Cour de justice de l’Union européenne, le 27 mai 2019, n°C-509/18

La Cour de justice de l’Union européenne, réunie en grande chambre, a rendu le 27 mai 2019 un arrêt relatif à la coopération judiciaire pénale. Cette décision précise la notion d’autorité judiciaire d’émission au sens de la décision-cadre sur le mandat d’arrêt européen. Le litige trouve son origine dans l’émission, en avril 2014, d’un titre de remise par un procureur général national pour des faits de vol. L’intéressé a contesté la validité de cet acte devant les juridictions de l’État d’exécution en soutenant que le parquet ne constituait pas une autorité judiciaire. La High Court de Dublin a ordonné la remise le 27 février 2017, décision confirmée par la Court of Appeal de Dublin le 20 octobre 2017. Saisie d’un recours, la Supreme Court de Dublin a interrogé la juridiction européenne sur les critères permettant de qualifier un procureur d’autorité judiciaire d’émission. Il s’agit de savoir si un magistrat du ministère public, indépendant du pouvoir exécutif mais structurellement distinct des juges, peut valablement émettre un mandat d’arrêt européen. La Cour répond par l’affirmative, soulignant que cette qualité dépend de la participation à l’administration de la justice et de garanties d’indépendance statutaires.

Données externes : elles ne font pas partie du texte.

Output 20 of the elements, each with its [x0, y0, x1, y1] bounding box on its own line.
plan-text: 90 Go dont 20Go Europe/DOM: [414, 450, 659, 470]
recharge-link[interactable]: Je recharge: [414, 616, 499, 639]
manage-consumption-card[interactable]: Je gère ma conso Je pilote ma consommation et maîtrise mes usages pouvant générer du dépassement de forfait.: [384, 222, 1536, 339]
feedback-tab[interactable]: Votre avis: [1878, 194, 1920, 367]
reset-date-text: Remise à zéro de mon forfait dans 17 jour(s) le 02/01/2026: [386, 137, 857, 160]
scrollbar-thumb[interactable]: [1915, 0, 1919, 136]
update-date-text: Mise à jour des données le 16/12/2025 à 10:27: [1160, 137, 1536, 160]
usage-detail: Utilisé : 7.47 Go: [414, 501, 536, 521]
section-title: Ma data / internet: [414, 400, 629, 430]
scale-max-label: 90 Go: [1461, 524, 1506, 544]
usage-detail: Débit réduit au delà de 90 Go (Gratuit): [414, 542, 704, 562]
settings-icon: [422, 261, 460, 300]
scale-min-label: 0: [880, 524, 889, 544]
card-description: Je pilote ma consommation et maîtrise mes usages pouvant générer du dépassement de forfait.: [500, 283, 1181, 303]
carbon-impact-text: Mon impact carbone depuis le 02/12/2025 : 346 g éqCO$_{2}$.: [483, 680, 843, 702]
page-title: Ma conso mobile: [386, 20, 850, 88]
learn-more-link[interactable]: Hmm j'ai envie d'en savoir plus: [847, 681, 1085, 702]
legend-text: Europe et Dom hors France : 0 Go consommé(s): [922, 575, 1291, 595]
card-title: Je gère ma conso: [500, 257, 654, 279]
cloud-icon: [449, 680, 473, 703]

I. La qualification fonctionnelle de l’autorité judiciaire d’émission

A. La participation à l’administration de la justice pénale

La Cour rappelle que cette notion ne désigne pas uniquement les juges ou les juridictions mais englobe les autorités participant à la justice pénale. Elle précise que « les autorités qui, en vertu du droit national, sont compétentes pour adopter de telles décisions sont susceptibles de relever du champ d’application ». Cette approche fonctionnelle permet d’inclure le ministère public dès lors qu’il exerce l’action publique et dirige l’instruction au nom de l’État membre.

Le procureur joue un rôle essentiel en mettant en place les conditions préalables à l’exercice du pouvoir judiciaire par les juridictions pénales nationales compétentes. En conséquence, le magistrat agissant aux fins qu’un suspect « soit attrait devant une juridiction, doit être considéré comme participant à l’administration de la justice » nationale. Cette interprétation extensive favorise l’efficacité de la coopération pénale en simplifiant les procédures de remise entre les autorités judiciaires compétentes de l’Union.

B. La garantie d’indépendance statutaire vis-à-vis du pouvoir exécutif

L’exercice de cette fonction judiciaire suppose néanmoins que l’autorité agisse de façon objective et demeure à l’abri de toute influence politique ou gouvernementale. L’autorité d’émission ne doit pas être « exposée au risque que son pouvoir décisionnel fasse l’objet d’ordres ou d’instructions extérieurs, notamment de la part du pouvoir exécutif ». Cette garantie d’indépendance s’apprécie au regard des règles statutaires et organisationnelles propres à l’ordre juridique de l’État membre concerné par l’émission du titre.

Il appartient ainsi à l’autorité d’exécution de s’assurer que le magistrat agit de manière indépendante dans l’exercice de ses fonctions inhérentes au mandat d’arrêt. La décision d’émettre un tel titre doit revenir exclusivement à cette autorité judiciaire, sans qu’un doute subsiste quant à l’intervention du pouvoir politique national. Cette exigence d’objectivité constitue le socle de la confiance mutuelle entre les États membres participant à ce mécanisme simplifié de remise des personnes recherchées.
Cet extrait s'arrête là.